Gastón Stang

Personal information
- Full name: Gastón Felipe Stang
- Date of birth: 2 June 1980 (age 44)
- Place of birth: Argentina
- Position(s): Defender

Senior career*
- Years: Team / Apps / (Gls)
- 1998–2003: Deportivo Español / 41 / (4)
- 2004: Kedah Darul Aman FC
- 2004–2005: San Martín de San Juan
- 2005–2008: Club Atlético Tigre / 49 / (0)
- 2008–2009: Talleres de Córdoba / 23 / (5)
- 2010–2011: Atlético Tucumán / 15 / (1)
- 2011–2012: Guillermo Brown de Puerto Madryn / 25 / (0)
- 2012–2015: Club Sportivo Estudiantes / 49 / (3)
- 2016: Unión Santiago / 2 / (0)
- 2016–2017: Concepción Fútbol Club / 10 / (0)
- 2017–2018: Acción Juvenil
- 2019: Club Atlético Lambert / 9 / (0)

= Gastón Stang =

Argentine footballer (born 1973)

Gastón Felipe Stang (born 2 June 1980) is an Argentine former footballer who played as a defender.

==Early life==

Stang was born in 1980 in Argentina. He worked at a wheel factory as a teenager.

==Career==

Stang started his career with Argentine side Deportivo Español. In 2004, he signed for Malaysian side Kedah Darul Aman FC. After that, he signed for Argentine side San Martín de San Juan.
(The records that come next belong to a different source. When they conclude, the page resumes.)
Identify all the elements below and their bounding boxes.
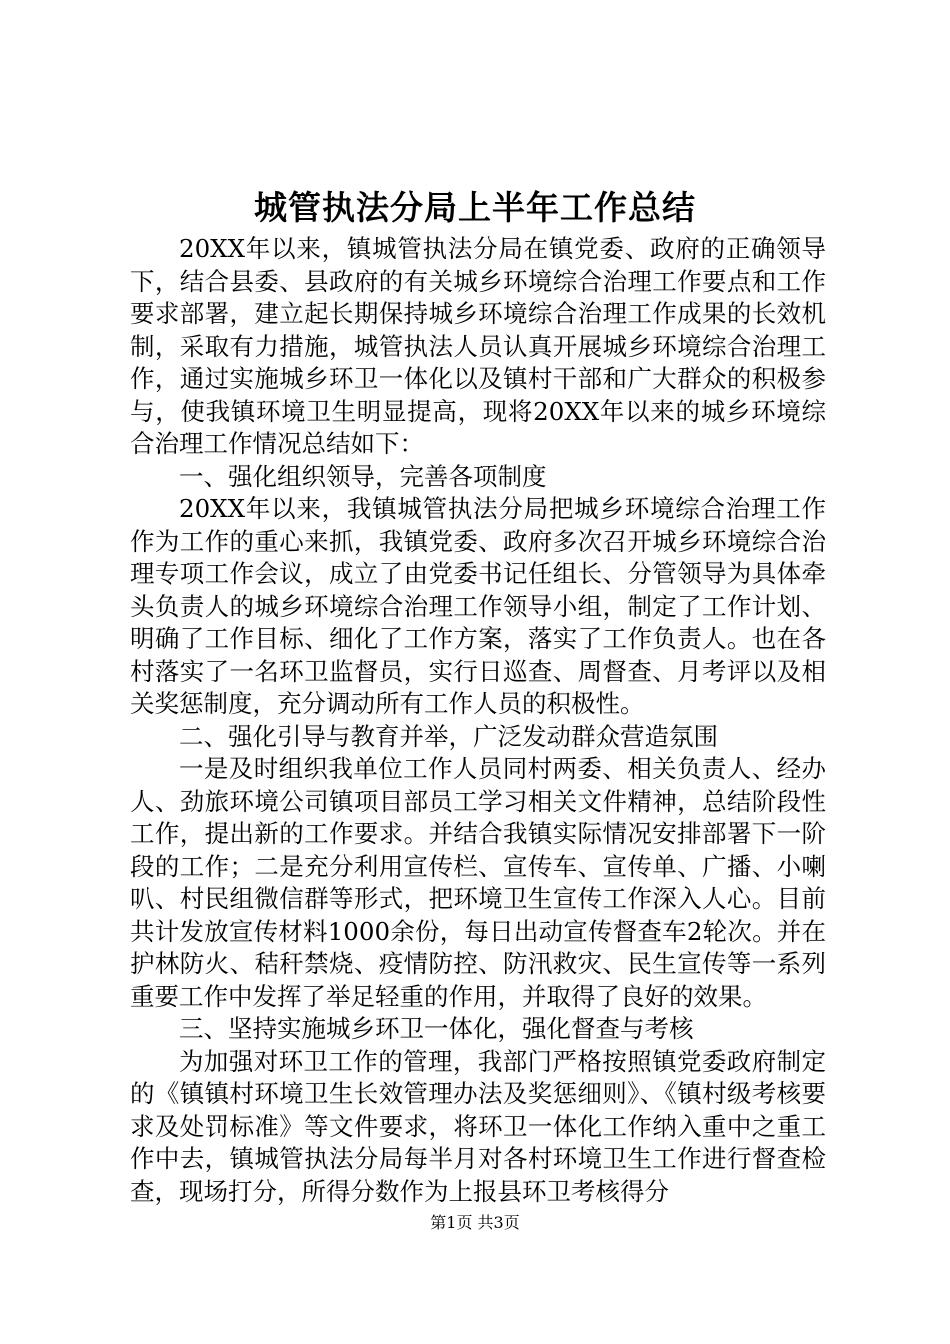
page-number-footer: 第1页 共3页	[430, 1213, 520, 1232]
paragraph-section-2: 一是及时组织我单位工作人员同村两委、相关负责人、经办人、劲旅环境公司镇项目部员工学习相关文件精神，总结阶段性工作，提出新的工作要求。并结合我镇实际情况安排部署下一阶段的工作；二是充分利用宣传栏、宣传车、宣传单、广播、小喇叭、村民组微信群等形式，把环境卫生宣传工作深入人心。目前共计发放宣传材料1000余份，每日出动宣传督查车2轮次。并在护林防火、秸秆禁烧、疫情防控、防汛救灾、民生宣传等一系列重要工作中发挥了举足轻重的作用，并取得了良好的效果。	[130, 754, 826, 1011]
section-heading-3: 三、坚持实施城乡环卫一体化，强化督查与考核	[179, 1014, 694, 1043]
paragraph-section-1: 20XX年以来，我镇城管执法分局把城乡环境综合治理工作作为工作的重心来抓，我镇党委、政府多次召开城乡环境综合治理专项工作会议，成立了由党委书记任组长、分管领导为具体牵头负责人的城乡环境综合治理工作领导小组，制定了工作计划、明确了工作目标、细化了工作方案，落实了工作负责人。也在各村落实了一名环卫监督员，实行日巡查、周督查、月考评以及相关奖惩制度，充分调动所有工作人员的积极性。	[130, 494, 826, 718]
document-body	[130, 233, 826, 1208]
document-title: 城管执法分局上半年工作总结	[254, 188, 696, 227]
paragraph-section-3: 为加强对环卫工作的管理，我部门严格按照镇党委政府制定的《镇镇村环境卫生长效管理办法及奖惩细则》、《镇村级考核要求及处罚标准》等文件要求，将环卫一体化工作纳入重中之重工作中去，镇城管执法分局每半月对各村环境卫生工作进行督查检查，现场打分，所得分数作为上报县环卫考核得分	[130, 1046, 826, 1206]
section-heading-1: 一、强化组织领导，完善各项制度	[179, 461, 547, 491]
section-heading-2: 二、强化引导与教育并举，广泛发动群众营造氛围	[179, 721, 718, 751]
paragraph-intro: 20XX年以来，镇城管执法分局在镇党委、政府的正确领导下，结合县委、县政府的有关城乡环境综合治理工作要点和工作要求部署，建立起长期保持城乡环境综合治理工作成果的长效机制，采取有力措施，城管执法人员认真开展城乡环境综合治理工作，通过实施城乡环卫一体化以及镇村干部和广大群众的积极参与，使我镇环境卫生明显提高，现将20XX年以来的城乡环境综合治理工作情况总结如下：	[130, 234, 826, 458]
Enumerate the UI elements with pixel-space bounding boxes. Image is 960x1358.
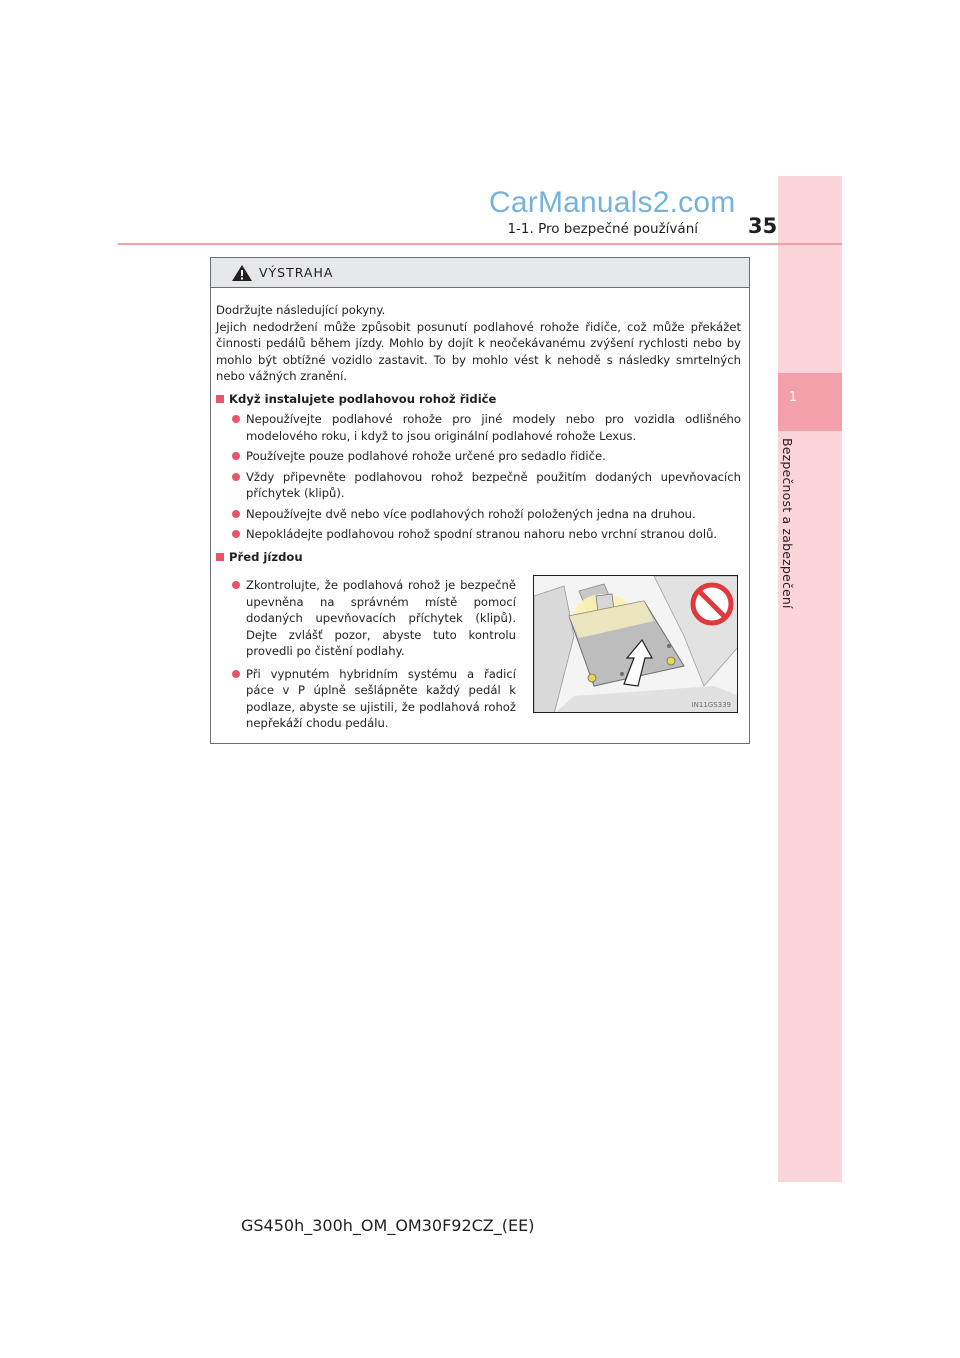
document-code: GS450h_300h_OM_OM30F92CZ_(EE) — [241, 1216, 535, 1235]
before-driving-list — [216, 573, 516, 732]
bullet-dot-icon — [232, 415, 240, 423]
list-item — [216, 577, 516, 660]
section-heading-text: Když instalujete podlahovou rohož řidiče — [229, 391, 497, 406]
side-tab — [778, 176, 842, 1182]
list-item-text: Zkontrolujte, že podlahová rohož je bezpečně upevněna na správném místě pomocí dodaných upevňovacích příchytek (klipů). Dejte zvlášť pozor, abyste tuto kontrolu provedli po čistění podlahy. — [246, 578, 516, 658]
list-item — [216, 469, 741, 502]
section-heading — [216, 391, 741, 408]
header-rule — [118, 243, 842, 245]
warning-body — [216, 302, 741, 565]
list-item — [216, 526, 741, 543]
list-item — [216, 506, 741, 523]
section-heading — [216, 549, 741, 566]
section-title: 1-1. Pro bezpečné používání — [507, 221, 698, 237]
bullet-dot-icon — [232, 670, 240, 678]
square-bullet-icon — [216, 553, 224, 561]
floor-mat-drawing — [534, 576, 738, 713]
warning-triangle-icon — [231, 264, 253, 282]
list-item-text: Nepoužívejte podlahové rohože pro jiné modely nebo pro vozidla odlišného modelového roku, i když to jsou originální podlahové rohože Lexus. — [246, 412, 741, 443]
warning-box — [210, 257, 750, 744]
section-heading-text: Před jízdou — [229, 549, 303, 564]
list-item — [216, 448, 741, 465]
list-item-text: Vždy připevněte podlahovou rohož bezpečně použitím dodaných upevňovacích příchytek (klipů). — [246, 469, 741, 500]
bullet-dot-icon — [232, 510, 240, 518]
bullet-dot-icon — [232, 473, 240, 481]
list-item-text: Při vypnutém hybridním systému a řadicí páce v P úplně sešlápněte každý pedál k podlaze, abyste se ujistili, že podlahová rohož nepřekáží chodu pedálu. — [246, 666, 516, 730]
warning-header — [211, 258, 749, 288]
square-bullet-icon — [216, 395, 224, 403]
chapter-label: Bezpečnost a zabezpečení — [780, 438, 795, 609]
page-number: 35 — [748, 214, 778, 238]
list-item — [216, 666, 516, 732]
bullet-dot-icon — [232, 452, 240, 460]
watermark-logo: CarManuals2.com — [489, 186, 736, 219]
floor-mat-illustration — [533, 575, 738, 713]
bullet-dot-icon — [232, 581, 240, 589]
list-item — [216, 411, 741, 444]
figure-code: IN11GS339 — [691, 701, 731, 709]
chapter-number: 1 — [788, 390, 798, 405]
list-item-text: Nepokládejte podlahovou rohož spodní stranou nahoru nebo vrchní stranou dolů. — [246, 527, 718, 541]
bullet-dot-icon — [232, 530, 240, 538]
list-item-text: Používejte pouze podlahové rohože určené pro sedadlo řidiče. — [246, 449, 606, 463]
warning-title: VÝSTRAHA — [259, 265, 334, 280]
warning-intro: Dodržujte následující pokyny. Jejich nedodržení může způsobit posunutí podlahové rohože řidiče, což může překážet činnosti pedálů během jízdy. Mohlo by dojít k neočekávanému zvýšení rychlosti nebo by mohlo být obtížné vozidlo zastavit. To by mohlo vést k nehodě s následky smrtelných nebo vážných zranění. — [216, 303, 741, 383]
list-item-text: Nepoužívejte dvě nebo více podlahových rohoží položených jedna na druhou. — [246, 506, 696, 521]
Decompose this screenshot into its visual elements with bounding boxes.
In 2005, he signed for Argentine side Club Atlético Tigre. In 2008, he signed for Argentine side Talleres de Córdoba. In 2010, he signed for Argentine side Atlético Tucumán. In 2011, he signed for Argentine side Guillermo Brown de Puerto Madryn. In 2012, he signed for Argentine side Club Sportivo Estudiantes. He helped the club achieve promotion. In 2016, he signed for Argentine side Unión Santiago. After that, he signed for Argentine side Concepción Fútbol Club. In 2017, he signed for Argentine side Acción Juvenil. In 2019, he signed for Argentine side Club Atlético Lambert. He helped the club win the league.

==Personal life==

Stang has been married. After retiring from professional football, he worked in the pizza industry.